A 1ª Seção do Superior Tribunal de Justiça (STJ) estabeleceu novas diretrizes para a cobrança do Imposto sobre Transmissão de Bens Imóveis (ITBI) em todo o território nacional. A decisão ocorreu sob o rito de recurso repetitivo (Tema 1.113), após o tribunal analisar casos em que prefeituras utilizavam valores de referência superiores ao preço real das transações.
Anteriormente, tribunais como o de São Paulo permitiam que o cálculo do imposto fosse baseado no valor da compra ou no valor venal do IPTU, prevalecendo o que fosse maior. Com o novo entendimento, relatado pelo Ministro Gurgel de Faria, ficou definido que a base de cálculo deve ser o valor do imóvel em condições normais de mercado, correspondente ao preço efetivo da transação, sem vinculação direta com a base do IPTU.
A decisão fixa que o valor declarado pelo comprador goza de presunção de boa-fé e veracidade. Caso o município discorde da quantia informada, não poderá arbitrar o imposto de forma unilateral. Segundo as teses fixadas, a prefeitura deve instaurar um processo administrativo próprio, assegurando o direito de defesa do contribuinte, conforme previsto no artigo 148 do Código Tributário Nacional (CTN).
Na prática, a medida determina que o ITBI incida sobre o montante real da compra declarado pelo cidadão, invalidando tabelas de referência fixadas previamente pelos municípios.

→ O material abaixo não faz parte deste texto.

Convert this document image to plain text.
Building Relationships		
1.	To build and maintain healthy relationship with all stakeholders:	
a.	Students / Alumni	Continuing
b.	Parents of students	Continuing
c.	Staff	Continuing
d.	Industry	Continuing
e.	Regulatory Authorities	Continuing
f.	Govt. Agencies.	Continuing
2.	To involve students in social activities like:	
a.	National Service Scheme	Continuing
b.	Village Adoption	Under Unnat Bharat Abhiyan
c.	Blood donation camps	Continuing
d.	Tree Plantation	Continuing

O ônus da prova em caso de contestação passa a ser da administração pública, e compradores que forem taxados acima do preço pago pelo imóvel podem questionar judicialmente a cobrança.
Sob o rito dos recursos especiais repetitivos (Tema 1.113), a Primeira Seção do Superior Tribunal de Justiça (STJ) estabeleceu três teses relativas ao cálculo do Imposto sobre a Transmissão de Bens Imóveis (ITBI) nas operações de compra e venda:
1) A base de cálculo do ITBI é o valor do imóvel transmitido em condições normais de mercado, não estando vinculada à base de cálculo do IPTU, que nem sequer pode ser utilizada como piso de tributação;
2) O valor da transação declarado pelo contribuinte goza da presunção de que é condizente com o valor de mercado, que somente pode ser afastada pelo fisco mediante a regular instauração de processo administrativo próprio (artigo 148 do Código Tributário Nacional – CTN);
3) O município não pode arbitrar previamente a base de cálculo do ITBI com respaldo em valor de referência por ele estabelecido de forma unilateral.
Via: STJ, 1ª Seção, Tema Repetitivo 1.113, REsp 1.937.821, relator Min. Gurgel de Faria.